|Wink Martindale (1969)|
Jim Peck (1978–1980)
Alan Thicke (1999–2000)
|Johnny Jacobs (1978–1980)|
Randy West (1999–2000)
Bob Hilton (sub, 2000)
|Game Show Network (Daily): November 29, 1999 to April 2000|
|Chuck Barris Productions (1969–1980)|
The Phil Gurin Company (1999–2000)
|Firestone Syndication (1978–1980)|
Columbia TriStar Television Distribution (1999–2000)
OPENING SPIEL #1 (Syndication): "From the Chuck Barris stages in Hollywood, California, it's 3's a Crowd! (Yes, it's 3's a Crowd,) The game that determines who knows the husband best, his wife, or his secretary. And now, let's meet the husbands… (insert three husbands about facts). Those are our husbands for today, and here's your host, the star of 3's a Crowd, Jim Peck."
OPENING SPIEL #2 (GSN): "Let's meet today's 3's a Crowd trios… We got (insert three middle persons and their friends from both sides). Today, we'll find out who knows who better on All-New 3's a Crowd. And now, (insert funny fact), Alan Thicke!"
REST OF SPIEL (GSN): "Thank you. Hi, everybody, and welcome to the All-New 3's a Crowd. Here's what we do, we take three people, add two of the most important folks of their lives, and find out who knows them better."
3's a Crowd (and All-New 3's a Crowd) was a game show that determined who knows who better.
Hosted by Jim Peck, this version's tagline was "Who knows a man better, his wife or his secretary?" It bore many similarities to Barris' The Newlywed Game. Three sets of husband-wife-secretary teams appeared, and the game started with the men answering three questions, usually referencing their wives and secretaries in ways that would lead to potential marital discord.

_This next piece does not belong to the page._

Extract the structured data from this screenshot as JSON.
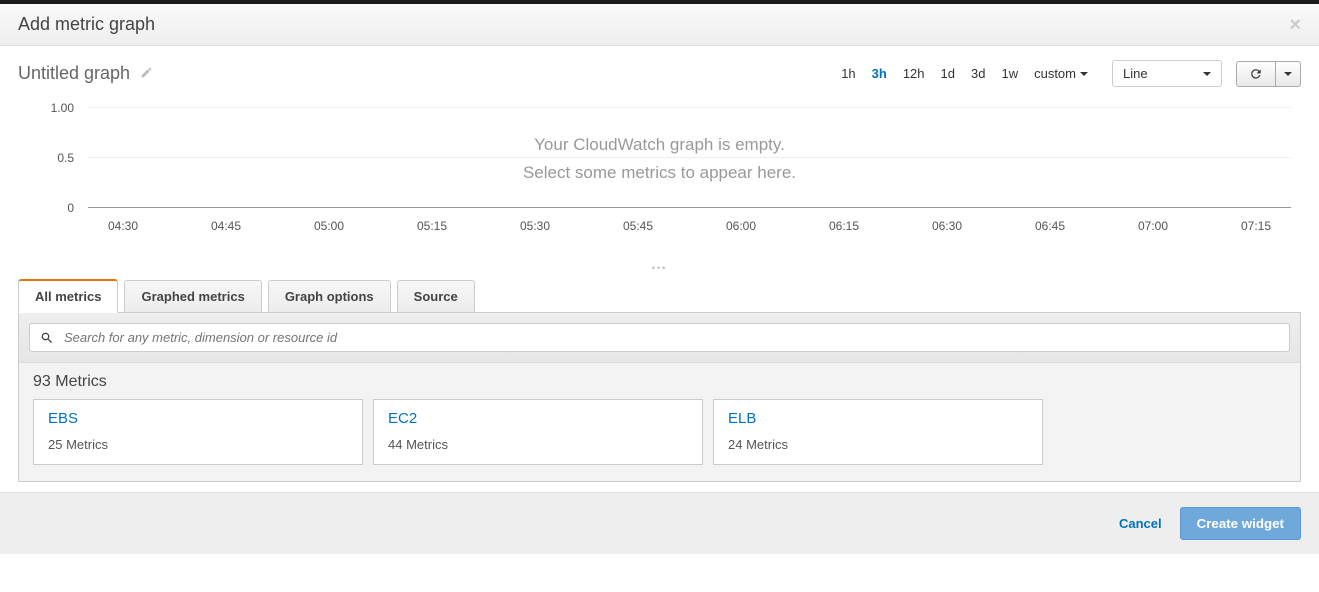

The secretaries then were brought back to answer the same questions, followed by the wives. Whichever team (wives or secretaries) matched the men's answers more often split a $1,000 prize ($333.33 each or $166.67 if the wives & secretaries tied). The men received an announced prize for their participation.
Because of the show's premise of adultery and sexual innuendo, 3's a Crowd immediately attracted strong criticism from both feminists and conservative religious activists. According to Barris in his first autobiography, The Game Show King, the protests against the show (as well as the sometimes-evident lack of fun the contestants seemed to be having on it) prompted him to retreat from television production entirely.

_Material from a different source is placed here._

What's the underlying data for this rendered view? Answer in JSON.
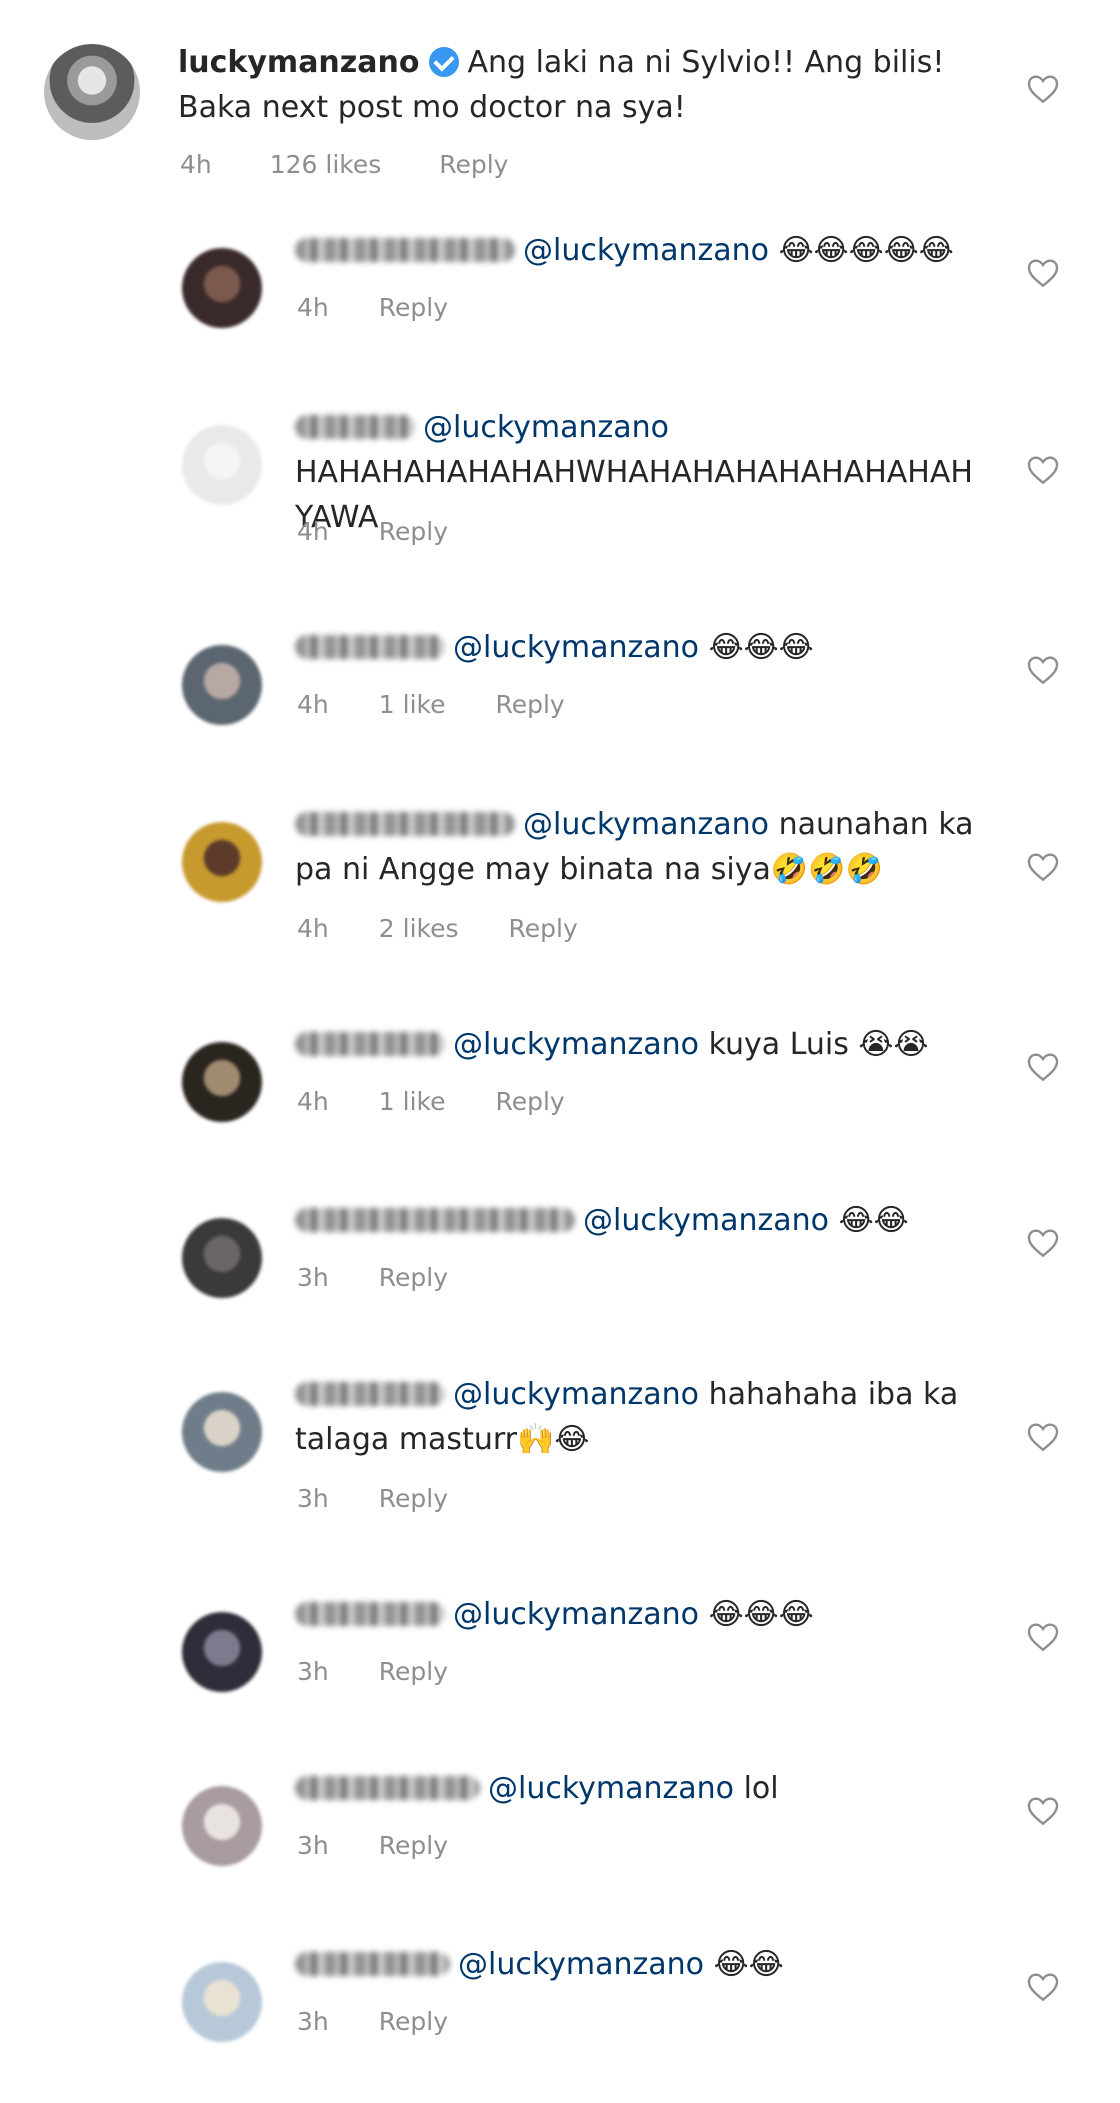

At the time, Barris' company had three other shows on the air: revivals of both The Dating Game and The Newlywed Game, and the still-running syndicated The Gong Show. Barris wrote that "The public backlash from 3's a Crowd not only caused the program to be canceled, but it took three other TV shows of mine with it. I went to my house in Malibu and stayed there for a year." Indeed, it was largely due to the backlash from 3's a Crowd that ratings for all of his other shows (including the still-popular Gong Show) plummeted and were removed from the air by the start of the next television season.
The series was replaced on February 4 by a revival of Camouflage, also produced by Barris. This show also failed and was canceled after thirteen weeks, largely due to poor clearances due to its being a weekly series as opposed to a daily "strip", the former of which had fallen out of favor with TV stations by 1980.
This version was hosted by Alan Thicke. GSN defused its remake, produced by sister company Sony Pictures Television, markedly. The wives-secretaries pairings were replaced by pairings such as wife-ex-girlfriend, wife-brother, girlfriend-best friend, girlfriend-mother and such. Just as often, a female would be the central subject with the pairings altered appropriately.
As in the original, the middle people were asked three questions about their significant others. The significant others were asked the same questions when they returned altogether. Each time a significant other made a match, they scored 5 points.
The tables were turned as the significant others were asked three questions about their mate. The middle people were asked the same questions when they returned altogether. This time, whenever a significant other made a match, they scored 10 points.
Round 3: Fast Match Round
Each middle person was given four words/phrases that could or could not relate to them. They had to answer with one of three possible choices such as, "Be There", "Wouldn't Dare", "No Fair"; "I Win", "I Lose", "It's a Draw" etc. (so, in other words, choice A would be a "Yes" answer, choice B would be a "No" answer, and choice C would be a "Maybe" answer) Before they answered, each significant other had to lock in their predictions to how their mates would answer. Once again each match was worth 10 points. For a possible grand total of 85 points.
Originally, the middle person made the choice of an answer after locking in their answer; in Season 2 the person now held the card (like in the first round) to show the answer after they locked it in.
Unlike the original, the significant others didn't work as a team; it was everyone for himself/herself. The significant other with the most points at show's end won $1,000. The central characters, as before, received an unannounced prize for participating.
"The core player is paid an honorarium to participate in the program." - (1999-2000)
"The Core Player is paid an honorarium to participate and the Core Player may be briefed as to some areas of questioning prior to taping." - (2000)
GSN had their own interactive version of All-New 3's A Crowd where you were allowed to play an Interactive version of the show with "WebTV".
Television Center Studios, Los Angeles, CA (Syndicated version)
Media City Teleproduction Center, Burbank, CA (Season 1) (GSN version)
Raleigh Studios, Los Angeles, CA (Season 2) (GSN version)
Lee Ringuette (Syndicated version)
John Nordstrom II (GSN version)
Most, if not all, of the original series is intact. GSN reran many episodes, including two pilots from 1978 and a third from 1979. The pilots are distinguishable from the rest of the series through a somewhat different set (a brown backdrop with green stripes behind the contestants, plus Peck's podium having a large "3" as the backdrop) and Peck himself not having the perm he sported during the series.
All episodes exist of the GSN revival.
In his book What Were They Thinking?: The 100 Dumbest Events in Television History, David Hofstede ranks the show at number 94. He wrote that it "offered the chance to watch a marriage dissolve on camera years before Jerry Springer", and noted that it received backlash from United Auto Workers and National Organization for Women.